What are the key steps in transcription as part of the central dogma?

A

1) Central dogma: DNA → mRNA → Protein.
2) Each gene has a promoter region.
3) Transcription factors bind to specific sequences on the promoter (response elements).
4) This binding recruits RNA polymerase.
5) Transcription begins!

127
Q

What are the key features and functions of C-Type Lectin Receptors (CLRs)?

A

1) Membrane receptors that bind carbohydrates on pathogens and some allergens (e.g., peanut and dust mite proteins).

2) Activation triggers tyrosine kinase signaling cascades, leading to:
- CARD adaptor protein activation.
- IRF5 activation.
- MAPK pathway activation, resulting in AP-1 and NF-κB activation.

3) These pathways induce the expression of inflammatory cytokines.

128
Q

What are the key features and functions of RIG-I-like Receptors (RLRs)?

A

1) Intracellular PRRs: RLRs function as cytosolic pattern recognition receptors.

2) They recognize viral double-stranded RNAs and certain structured single-stranded RNAs.

3) MAVS (mitochondrial antiviral signaling protein) is involved in the signaling process.

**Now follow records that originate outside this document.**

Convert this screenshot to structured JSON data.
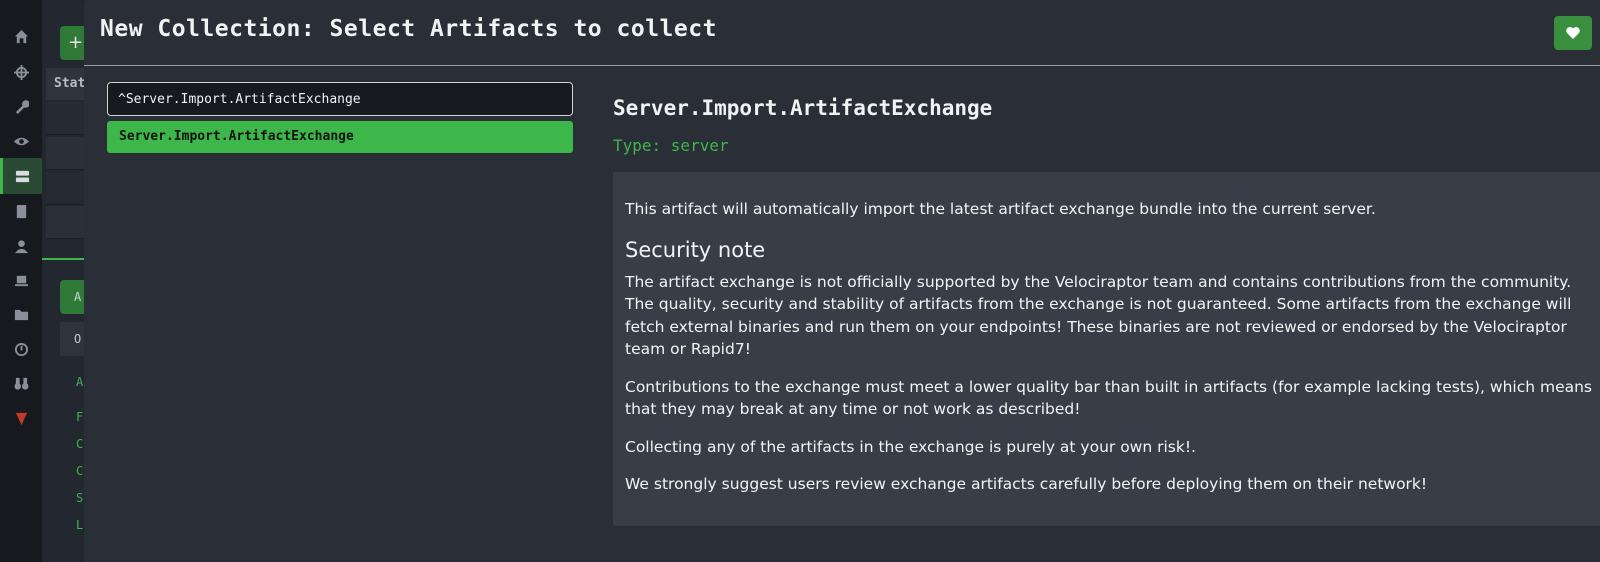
{
  "background": {
    "add_label": "+",
    "table_header": "Stat",
    "tab_active": "A",
    "tab_inactive": "O",
    "letters": [
      "A",
      "F",
      "C",
      "C",
      "S",
      "L"
    ]
  },
  "modal": {
    "title": "New Collection: Select Artifacts to collect",
    "favorite_icon": "heart-icon"
  },
  "search": {
    "value": "^Server.Import.ArtifactExchange"
  },
  "results": [
    {
      "label": "Server.Import.ArtifactExchange",
      "selected": true
    }
  ],
  "detail": {
    "name": "Server.Import.ArtifactExchange",
    "type": "Type: server",
    "intro": "This artifact will automatically import the latest artifact exchange bundle into the current server.",
    "heading": "Security note",
    "para1": "The artifact exchange is not officially supported by the Velociraptor team and contains contributions from the community. The quality, security and stability of artifacts from the exchange is not guaranteed. Some artifacts from the exchange will fetch external binaries and run them on your endpoints! These binaries are not reviewed or endorsed by the Velociraptor team or Rapid7!",
    "para2": "Contributions to the exchange must meet a lower quality bar than built in artifacts (for example lacking tests), which means that they may break at any time or not work as described!",
    "para3": "Collecting any of the artifacts in the exchange is purely at your own risk!.",
    "para4": "We strongly suggest users review exchange artifacts carefully before deploying them on their network!"
  },
  "colors": {
    "accent": "#3db749",
    "modal_bg": "#2a2e36",
    "desc_bg": "#383d48"
  }
}
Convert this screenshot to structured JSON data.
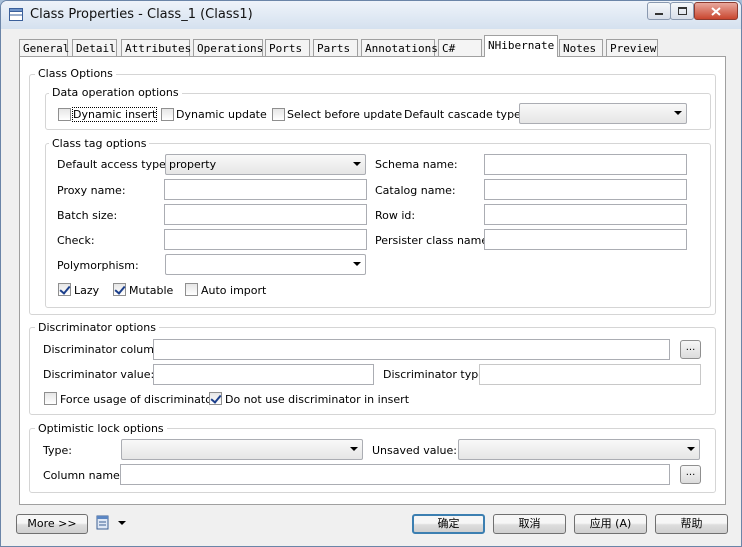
{
  "window": {
    "title": "Class Properties - Class_1 (Class1)"
  },
  "tabs": [
    {
      "label": "General"
    },
    {
      "label": "Detail"
    },
    {
      "label": "Attributes"
    },
    {
      "label": "Operations"
    },
    {
      "label": "Ports"
    },
    {
      "label": "Parts"
    },
    {
      "label": "Annotations"
    },
    {
      "label": "C#"
    },
    {
      "label": "NHibernate",
      "active": true
    },
    {
      "label": "Notes"
    },
    {
      "label": "Preview"
    }
  ],
  "class_options": {
    "title": "Class Options",
    "data_operation": {
      "title": "Data operation options",
      "dynamic_insert": {
        "label": "Dynamic insert",
        "checked": false
      },
      "dynamic_update": {
        "label": "Dynamic update",
        "checked": false
      },
      "select_before_update": {
        "label": "Select before update",
        "checked": false
      },
      "default_cascade_label": "Default cascade type:",
      "default_cascade_value": ""
    },
    "class_tag": {
      "title": "Class tag options",
      "default_access_label": "Default access type:",
      "default_access_value": "property",
      "proxy_label": "Proxy name:",
      "batch_label": "Batch size:",
      "check_label": "Check:",
      "polymorphism_label": "Polymorphism:",
      "polymorphism_value": "",
      "schema_label": "Schema name:",
      "catalog_label": "Catalog name:",
      "rowid_label": "Row id:",
      "persister_label": "Persister class name:",
      "lazy": {
        "label": "Lazy",
        "checked": true
      },
      "mutable": {
        "label": "Mutable",
        "checked": true
      },
      "auto_import": {
        "label": "Auto import",
        "checked": false
      }
    }
  },
  "discriminator": {
    "title": "Discriminator options",
    "column_label": "Discriminator column:",
    "value_label": "Discriminator value:",
    "type_label": "Discriminator type:",
    "force_usage": {
      "label": "Force usage of discriminator",
      "checked": false
    },
    "do_not_use": {
      "label": "Do not use discriminator in insert",
      "checked": true
    },
    "ellipsis": "..."
  },
  "optimistic_lock": {
    "title": "Optimistic lock options",
    "type_label": "Type:",
    "type_value": "",
    "unsaved_label": "Unsaved value:",
    "unsaved_value": "",
    "column_label": "Column name:",
    "ellipsis": "..."
  },
  "footer": {
    "more_label": "More >>",
    "ok_label": "确定",
    "cancel_label": "取消",
    "apply_label": "应用 (A)",
    "help_label": "帮助"
  },
  "colors": {
    "accent": "#3c7fb1",
    "check": "#1c3f8b"
  }
}
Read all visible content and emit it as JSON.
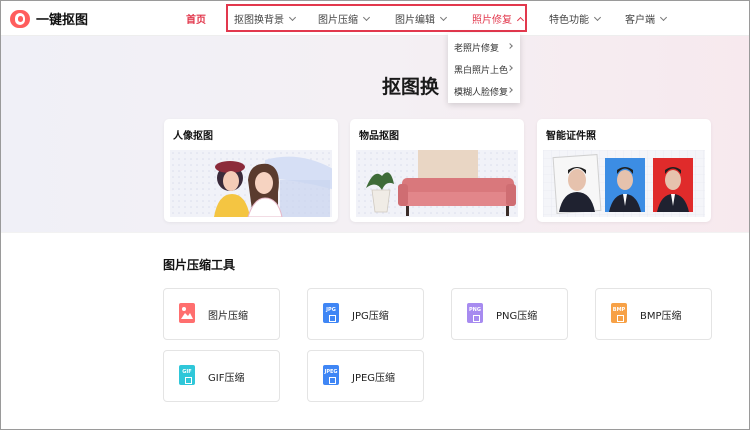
{
  "header": {
    "logo_text": "一键抠图",
    "nav": [
      {
        "label": "首页"
      },
      {
        "label": "抠图换背景"
      },
      {
        "label": "图片压缩"
      },
      {
        "label": "图片编辑"
      },
      {
        "label": "照片修复"
      },
      {
        "label": "特色功能"
      },
      {
        "label": "客户端"
      }
    ]
  },
  "dropdown": {
    "items": [
      {
        "label": "老照片修复"
      },
      {
        "label": "黑白照片上色"
      },
      {
        "label": "模糊人脸修复"
      }
    ]
  },
  "hero": {
    "title": "抠图换",
    "cards": [
      {
        "title": "人像抠图"
      },
      {
        "title": "物品抠图"
      },
      {
        "title": "智能证件照"
      }
    ]
  },
  "tools": {
    "title": "图片压缩工具",
    "items": [
      {
        "label": "图片压缩",
        "icon": "image-compress-icon",
        "color": "#ff6f6f"
      },
      {
        "label": "JPG压缩",
        "icon_text": "JPG",
        "color": "#3f86f5"
      },
      {
        "label": "PNG压缩",
        "icon_text": "PNG",
        "color": "#a78bf0"
      },
      {
        "label": "BMP压缩",
        "icon_text": "BMP",
        "color": "#f7a146"
      },
      {
        "label": "GIF压缩",
        "icon_text": "GIF",
        "color": "#2fc7d9"
      },
      {
        "label": "JPEG压缩",
        "icon_text": "JPEG",
        "color": "#3f86f5"
      }
    ]
  },
  "colors": {
    "accent": "#e2384d"
  }
}
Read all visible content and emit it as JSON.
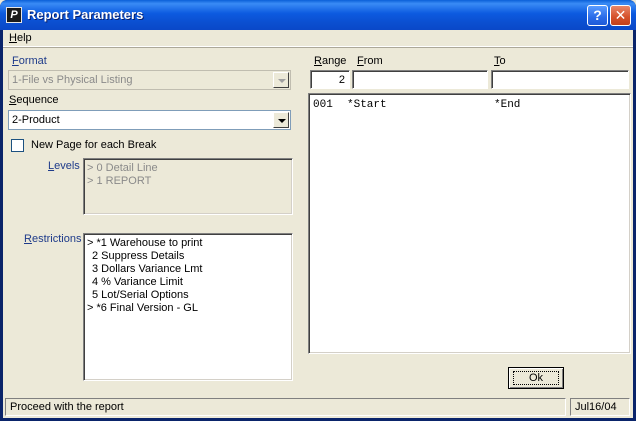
{
  "window": {
    "title": "Report Parameters",
    "app_icon_letter": "P",
    "help_button": "?",
    "close_button": "✕"
  },
  "menu": {
    "help": "Help"
  },
  "format": {
    "label": "Format",
    "value": "1-File vs Physical Listing"
  },
  "sequence": {
    "label": "Sequence",
    "value": "2-Product"
  },
  "new_page": {
    "label": "New Page for each Break",
    "checked": false
  },
  "levels": {
    "label": "Levels",
    "items": [
      "> 0 Detail Line",
      "> 1 REPORT"
    ]
  },
  "restrictions": {
    "label": "Restrictions",
    "items": [
      "> *1 Warehouse to print",
      "2 Suppress Details",
      "3 Dollars Variance Lmt",
      "4 % Variance Limit",
      "5 Lot/Serial Options",
      "> *6 Final Version - GL"
    ]
  },
  "range": {
    "range_label": "Range",
    "from_label": "From",
    "to_label": "To",
    "range_value": "2",
    "from_value": "",
    "to_value": "",
    "rows": [
      {
        "num": "001",
        "from": "*Start",
        "to": "*End"
      }
    ]
  },
  "ok_button": "Ok",
  "status": {
    "message": "Proceed with the report",
    "date": "Jul16/04"
  }
}
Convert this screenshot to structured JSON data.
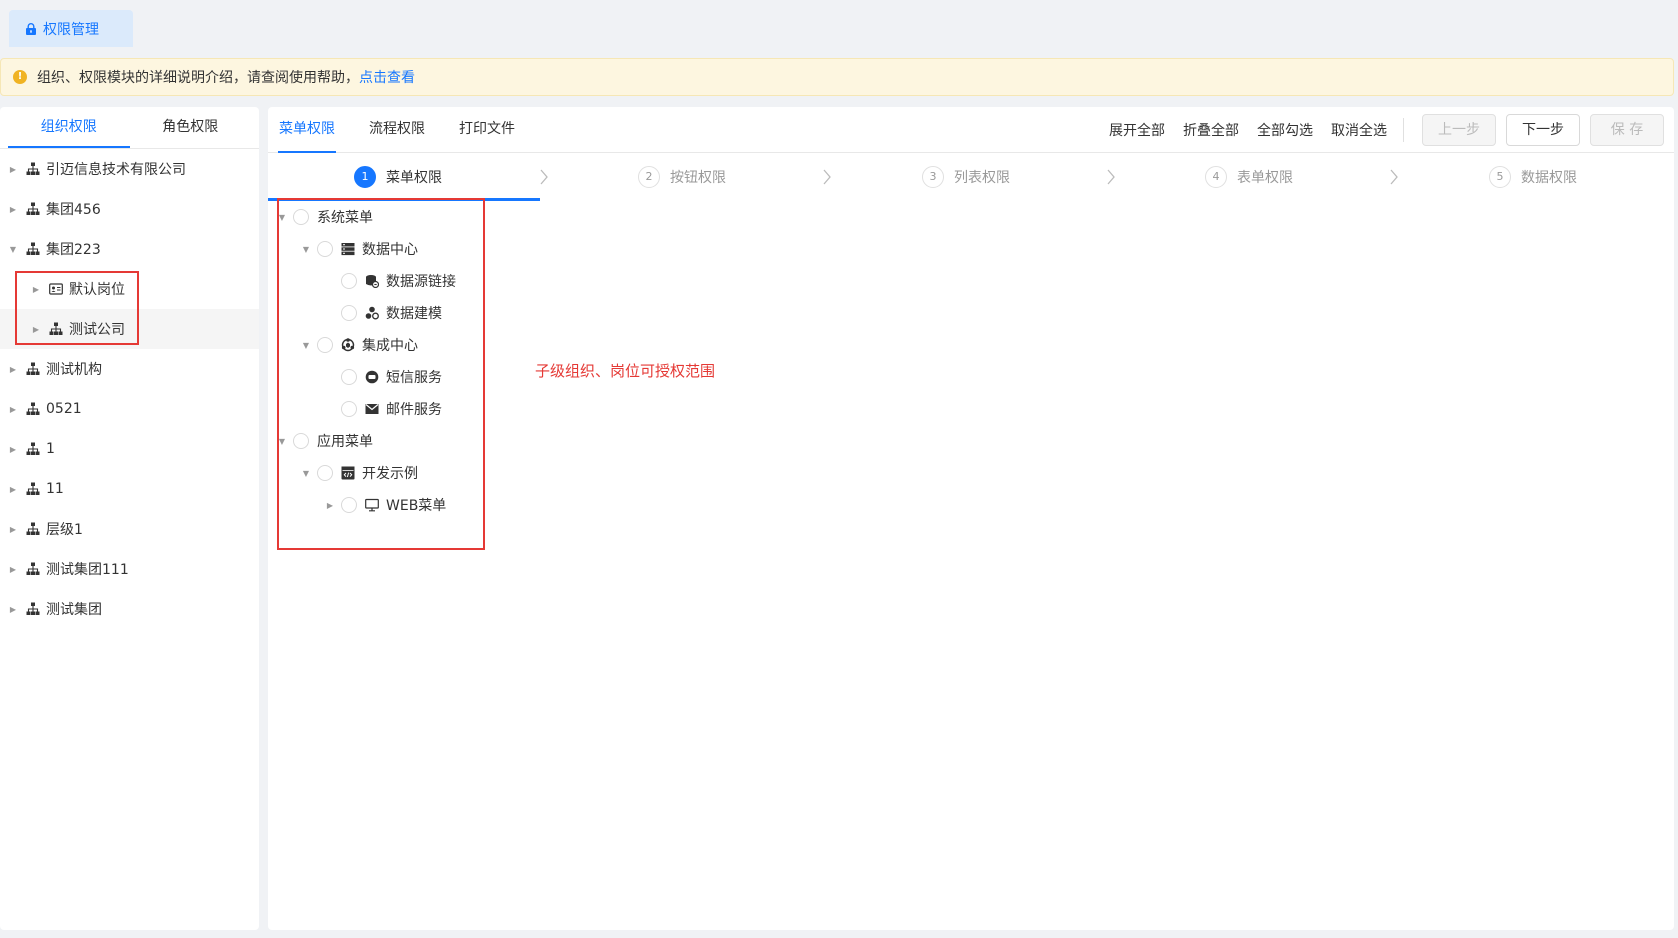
{
  "app_tab": {
    "label": "权限管理"
  },
  "notice": {
    "text": "组织、权限模块的详细说明介绍，请查阅使用帮助，",
    "link": "点击查看"
  },
  "left_tabs": [
    {
      "label": "组织权限",
      "active": true
    },
    {
      "label": "角色权限",
      "active": false
    }
  ],
  "org_tree": [
    {
      "label": "引迈信息技术有限公司",
      "level": 0,
      "expanded": false,
      "icon": "org-icon"
    },
    {
      "label": "集团456",
      "level": 0,
      "expanded": false,
      "icon": "org-icon"
    },
    {
      "label": "集团223",
      "level": 0,
      "expanded": true,
      "icon": "org-icon"
    },
    {
      "label": "默认岗位",
      "level": 1,
      "expanded": false,
      "icon": "position-card-icon"
    },
    {
      "label": "测试公司",
      "level": 1,
      "expanded": false,
      "icon": "org-icon",
      "selected": true
    },
    {
      "label": "测试机构",
      "level": 0,
      "expanded": false,
      "icon": "org-icon"
    },
    {
      "label": "0521",
      "level": 0,
      "expanded": false,
      "icon": "org-icon"
    },
    {
      "label": "1",
      "level": 0,
      "expanded": false,
      "icon": "org-icon"
    },
    {
      "label": "11",
      "level": 0,
      "expanded": false,
      "icon": "org-icon"
    },
    {
      "label": "层级1",
      "level": 0,
      "expanded": false,
      "icon": "org-icon"
    },
    {
      "label": "测试集团111",
      "level": 0,
      "expanded": false,
      "icon": "org-icon"
    },
    {
      "label": "测试集团",
      "level": 0,
      "expanded": false,
      "icon": "org-icon"
    }
  ],
  "right_tabs": [
    {
      "label": "菜单权限",
      "active": true
    },
    {
      "label": "流程权限",
      "active": false
    },
    {
      "label": "打印文件",
      "active": false
    }
  ],
  "actions": {
    "expand_all": "展开全部",
    "collapse_all": "折叠全部",
    "select_all": "全部勾选",
    "deselect_all": "取消全选",
    "prev": "上一步",
    "next": "下一步",
    "save": "保 存"
  },
  "steps": [
    {
      "num": "1",
      "label": "菜单权限",
      "active": true
    },
    {
      "num": "2",
      "label": "按钮权限",
      "active": false
    },
    {
      "num": "3",
      "label": "列表权限",
      "active": false
    },
    {
      "num": "4",
      "label": "表单权限",
      "active": false
    },
    {
      "num": "5",
      "label": "数据权限",
      "active": false
    }
  ],
  "menu_tree": [
    {
      "label": "系统菜单",
      "level": 0,
      "caret": "down",
      "icon": ""
    },
    {
      "label": "数据中心",
      "level": 1,
      "caret": "down",
      "icon": "database-icon"
    },
    {
      "label": "数据源链接",
      "level": 2,
      "caret": "",
      "icon": "datasource-icon"
    },
    {
      "label": "数据建模",
      "level": 2,
      "caret": "",
      "icon": "model-icon"
    },
    {
      "label": "集成中心",
      "level": 1,
      "caret": "down",
      "icon": "integration-icon"
    },
    {
      "label": "短信服务",
      "level": 2,
      "caret": "",
      "icon": "sms-icon"
    },
    {
      "label": "邮件服务",
      "level": 2,
      "caret": "",
      "icon": "mail-icon"
    },
    {
      "label": "应用菜单",
      "level": 0,
      "caret": "down",
      "icon": ""
    },
    {
      "label": "开发示例",
      "level": 1,
      "caret": "down",
      "icon": "code-icon"
    },
    {
      "label": "WEB菜单",
      "level": 2,
      "caret": "right",
      "icon": "monitor-icon"
    }
  ],
  "annotation": "子级组织、岗位可授权范围",
  "colors": {
    "accent": "#1677ff",
    "highlight": "#e53935",
    "notice_bg": "#fdf6e0",
    "warn": "#f0b323"
  }
}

4) Activation of RLRs triggers signaling pathways that activate:
- IRFs (Interferon Regulatory Factors, transcription factors).
- NF-κB (transcription factor).

129
Q

What are NOD-like Receptors (NLRs)?

A
  • NLRs are cytosolic pattern recognition receptors (PRRs).
  • They are involved in immune response by recognizing pathogens in the cytosol.
130
Q

What do NOD-like Receptors (NLRs) recognize?

A

Peptidoglycan from bacterial cell walls (which must enter the cytosol).

131
Q

What signaling pathways can NOD-like Receptors (NLRs) trigger?

A

NF-κB, AP-1, and IRF transcription factors.

132
Q

What is the role of caspase-1 in NLR activation?

A

Caspase-1 protease is activated, cleaving IL-1β and IL-18 into their active forms.

133
Q

What happens after caspase-1 cleaves IL-1β and IL-18?

A

These cytokines are released as pro-inflammatory cytokines.

134
Q

What type of modification occurs during NLR activation?

A

This process involves a post-translational modification.

135
Q

What do PRRs recognize, and what factors determine this recognition?

A
  • PRRs recognize PAMPs (Pathogen-Associated Molecular Patterns).
  • The type of pathogen and its location in the body influence the PRR recognition.
136
Q

What is a signaling cascade in PRR activation?

A

A signaling cascade is a series of proteins activated in response to PRR recognition of PAMPs.

137
Q

What are common modifications in PRR signaling pathways?

A

Modifications like phosphorylation and ubiquitination.

138
Q

What is ubiquitination, and what does it do in signaling?

A
  • Ubiquitination is the attachment of one or more ubiquitin subunits to a target protein.
  • This process can either activate the protein or mark it for degradation to regulate signaling.
139
Q

How does PRR signaling lead to gene expression?

A

Activation of transcription factors leads to gene expression through the process:
DNA → mRNA → Protein.

140
Q

What are the types of modifications that can occur post-transcriptionally and post-translationally?

A

Post-transcriptional and post-translational modifications can occur, affecting the protein function.

141
Q

What are the outcomes of PRR signaling and gene expression?

A

The outcome includes the production of cytokines and other signaling molecules, which carry out immune functions.